Berlin hält dagegen: Es gebe "keinen Anlass, von diesem bewährten Mechanismus abzuweichen", sagte die stellvertretende Regierungssprecherin Christiane Wirtz in Berlin. Es seien auch keine Anhaltspunkte bekannt, die EU-Kommission könne davon Abstand nehmen. Die neue griechische Regierung hat letzte Woche demonstrativ die Zusammenarbeit mit der Geldgeber-Troika von EU, Internationalem Währungsfonds (IWF) und Europäischer Zentralbank (EZB) aufgekündigt.
FINANZMINISTERIUM: TROIKA-KONTROLLEN IN ESM-VERTRAG VERANKERT
Die EU-Kommission legt sich indes nicht auf Details möglicher neuer Griechenland-Abmachungen fest. Ein Kommissionssprecher verwies auf frühere politische Leitlinien Junckers aus dem vorigen Sommer. Er reagierte damit auf Medienberichte, wonach Juncker rasch die von der neuen Athener Regierung abgelehnte Geldgeber-Troika abschaffen wolle.

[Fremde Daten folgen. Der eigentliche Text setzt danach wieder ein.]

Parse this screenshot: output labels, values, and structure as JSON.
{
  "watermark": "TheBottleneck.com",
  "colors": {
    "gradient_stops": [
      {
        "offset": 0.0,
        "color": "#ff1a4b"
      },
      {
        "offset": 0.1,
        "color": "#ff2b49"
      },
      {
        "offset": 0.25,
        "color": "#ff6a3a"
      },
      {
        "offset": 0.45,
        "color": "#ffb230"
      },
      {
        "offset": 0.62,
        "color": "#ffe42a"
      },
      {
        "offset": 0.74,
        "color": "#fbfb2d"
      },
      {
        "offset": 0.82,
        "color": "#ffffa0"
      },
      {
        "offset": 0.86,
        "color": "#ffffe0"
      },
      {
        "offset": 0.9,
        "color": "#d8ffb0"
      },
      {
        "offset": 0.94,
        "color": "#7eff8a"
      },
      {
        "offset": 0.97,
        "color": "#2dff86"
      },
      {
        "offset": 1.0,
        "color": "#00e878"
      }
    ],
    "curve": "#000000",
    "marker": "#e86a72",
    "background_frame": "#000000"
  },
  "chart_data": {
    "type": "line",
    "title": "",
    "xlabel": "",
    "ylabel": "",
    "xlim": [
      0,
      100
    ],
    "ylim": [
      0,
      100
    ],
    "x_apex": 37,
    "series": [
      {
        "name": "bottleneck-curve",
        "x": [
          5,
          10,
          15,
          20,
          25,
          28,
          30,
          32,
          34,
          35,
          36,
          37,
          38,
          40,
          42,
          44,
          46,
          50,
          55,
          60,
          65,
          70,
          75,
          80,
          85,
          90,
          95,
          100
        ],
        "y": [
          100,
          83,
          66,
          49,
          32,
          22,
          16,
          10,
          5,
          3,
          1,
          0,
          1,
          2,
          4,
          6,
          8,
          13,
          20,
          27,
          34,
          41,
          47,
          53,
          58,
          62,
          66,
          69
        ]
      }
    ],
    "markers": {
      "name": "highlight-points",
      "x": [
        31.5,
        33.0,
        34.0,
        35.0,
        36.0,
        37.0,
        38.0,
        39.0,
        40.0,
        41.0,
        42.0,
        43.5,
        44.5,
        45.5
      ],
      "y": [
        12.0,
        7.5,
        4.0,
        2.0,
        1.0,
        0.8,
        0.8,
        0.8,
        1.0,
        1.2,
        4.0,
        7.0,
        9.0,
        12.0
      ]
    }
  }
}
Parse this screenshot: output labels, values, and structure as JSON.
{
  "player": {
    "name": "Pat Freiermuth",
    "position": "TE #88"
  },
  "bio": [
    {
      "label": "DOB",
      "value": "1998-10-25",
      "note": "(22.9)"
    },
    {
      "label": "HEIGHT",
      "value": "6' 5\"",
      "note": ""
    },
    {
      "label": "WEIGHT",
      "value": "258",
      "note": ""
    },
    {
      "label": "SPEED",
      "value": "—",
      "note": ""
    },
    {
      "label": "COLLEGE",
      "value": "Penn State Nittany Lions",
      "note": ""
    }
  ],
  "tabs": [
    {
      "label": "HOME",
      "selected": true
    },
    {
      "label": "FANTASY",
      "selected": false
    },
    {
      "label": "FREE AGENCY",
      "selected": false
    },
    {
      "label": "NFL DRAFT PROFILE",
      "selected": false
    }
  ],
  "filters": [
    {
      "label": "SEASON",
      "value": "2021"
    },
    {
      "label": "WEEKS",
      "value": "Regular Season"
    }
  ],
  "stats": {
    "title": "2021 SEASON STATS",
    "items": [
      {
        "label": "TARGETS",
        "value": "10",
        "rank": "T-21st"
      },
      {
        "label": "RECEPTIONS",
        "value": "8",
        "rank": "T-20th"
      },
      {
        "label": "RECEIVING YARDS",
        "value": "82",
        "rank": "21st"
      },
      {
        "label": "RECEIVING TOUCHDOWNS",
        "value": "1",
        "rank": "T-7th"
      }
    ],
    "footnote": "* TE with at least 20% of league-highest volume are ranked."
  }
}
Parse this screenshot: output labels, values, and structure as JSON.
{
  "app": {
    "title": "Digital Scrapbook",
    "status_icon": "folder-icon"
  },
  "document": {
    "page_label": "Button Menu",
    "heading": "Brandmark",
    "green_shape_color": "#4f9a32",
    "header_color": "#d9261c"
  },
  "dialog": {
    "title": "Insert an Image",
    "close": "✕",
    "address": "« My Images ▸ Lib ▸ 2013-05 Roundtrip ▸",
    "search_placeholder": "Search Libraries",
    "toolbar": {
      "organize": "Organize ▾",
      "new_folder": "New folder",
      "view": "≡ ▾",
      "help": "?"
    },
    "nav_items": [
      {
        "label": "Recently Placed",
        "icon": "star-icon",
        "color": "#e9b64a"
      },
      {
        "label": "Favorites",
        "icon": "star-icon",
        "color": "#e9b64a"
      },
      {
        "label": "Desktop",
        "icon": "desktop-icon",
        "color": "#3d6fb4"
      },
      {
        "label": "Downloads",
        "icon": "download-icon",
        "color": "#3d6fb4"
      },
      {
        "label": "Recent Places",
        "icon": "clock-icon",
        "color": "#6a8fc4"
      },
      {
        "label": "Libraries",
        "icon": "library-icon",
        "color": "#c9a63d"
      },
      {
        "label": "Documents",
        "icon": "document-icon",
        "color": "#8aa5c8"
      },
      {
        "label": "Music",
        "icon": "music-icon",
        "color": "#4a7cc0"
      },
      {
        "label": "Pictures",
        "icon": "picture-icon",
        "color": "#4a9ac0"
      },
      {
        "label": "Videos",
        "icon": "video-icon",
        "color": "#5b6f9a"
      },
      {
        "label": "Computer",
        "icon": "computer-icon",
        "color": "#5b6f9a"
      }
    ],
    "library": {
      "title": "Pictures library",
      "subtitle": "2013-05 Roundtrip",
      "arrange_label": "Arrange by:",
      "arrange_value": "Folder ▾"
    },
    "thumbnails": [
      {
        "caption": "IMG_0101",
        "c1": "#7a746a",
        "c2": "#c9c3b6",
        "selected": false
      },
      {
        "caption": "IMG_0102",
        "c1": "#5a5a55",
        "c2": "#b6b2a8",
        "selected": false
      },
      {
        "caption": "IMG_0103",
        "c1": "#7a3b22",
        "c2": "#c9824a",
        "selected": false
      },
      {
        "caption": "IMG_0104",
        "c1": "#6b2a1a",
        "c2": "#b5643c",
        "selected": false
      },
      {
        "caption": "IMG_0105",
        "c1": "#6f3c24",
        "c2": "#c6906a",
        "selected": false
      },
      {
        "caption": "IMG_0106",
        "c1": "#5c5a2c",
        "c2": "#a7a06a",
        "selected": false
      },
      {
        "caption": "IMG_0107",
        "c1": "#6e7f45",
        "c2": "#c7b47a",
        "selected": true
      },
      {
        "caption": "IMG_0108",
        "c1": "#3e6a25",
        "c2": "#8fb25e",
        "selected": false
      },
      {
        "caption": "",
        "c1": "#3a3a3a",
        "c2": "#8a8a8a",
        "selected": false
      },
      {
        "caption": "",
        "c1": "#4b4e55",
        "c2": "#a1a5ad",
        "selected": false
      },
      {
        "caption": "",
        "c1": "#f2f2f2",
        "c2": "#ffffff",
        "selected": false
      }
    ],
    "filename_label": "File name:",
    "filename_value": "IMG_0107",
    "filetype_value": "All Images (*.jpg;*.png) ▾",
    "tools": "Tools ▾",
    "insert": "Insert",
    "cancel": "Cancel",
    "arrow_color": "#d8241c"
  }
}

In seinen - vor Amtsantritt in Brüssel - verfassten Leitlinien hatte Juncker gefordert, dass die Troika "in Zukunft" durch ein demokratisch legitimiertes Gremium ersetzt werden solle. Auf Details ging der Sprecher nicht ein.
Das Bundesfinanzministerium betonte, Kontrollen wie von der Troika seien etwa im Vertrag zum Schutzschirm ESM verankert. Dies sei nicht einseitig zu ändern, erläuterte eine Sprecherin des Ministeriums. Berlin pocht wie Brüssel auf die Einhaltung bisheriger Vereinbarungen. Als Basis für die Gespräche in Brüssel sieht die EU-Kommission nach Angaben ihres Sprechers die Erklärung von Tsipras, wonach eine neue Abmachung die bisherigen Schuldenverpflichtungen des Krisenlandes gegenüber der EZB und dem IWF nicht infragestellen werde.
BRÜSSEL: VERTRAGSÄNDERUNGEN NUR MIT ZUSTIMMUNG ALLER 19 LÄNDER
Die EU-Kommission sei nicht in der Lage, neue Finanzvereinbarungen mit dem hochverschuldeten Griechenland alleine auf den Weg zu bringen, sagte der Sprecher der Brüsseler Behörde. "Die bestehende Abmachung ist ein Vertrag, der Griechenland und seine Europartner umfasst", sagte er mit Blick auf das Hilfsprogramm. Jegliche Änderungen müssten von den 19 Euroländern gebilligt werden.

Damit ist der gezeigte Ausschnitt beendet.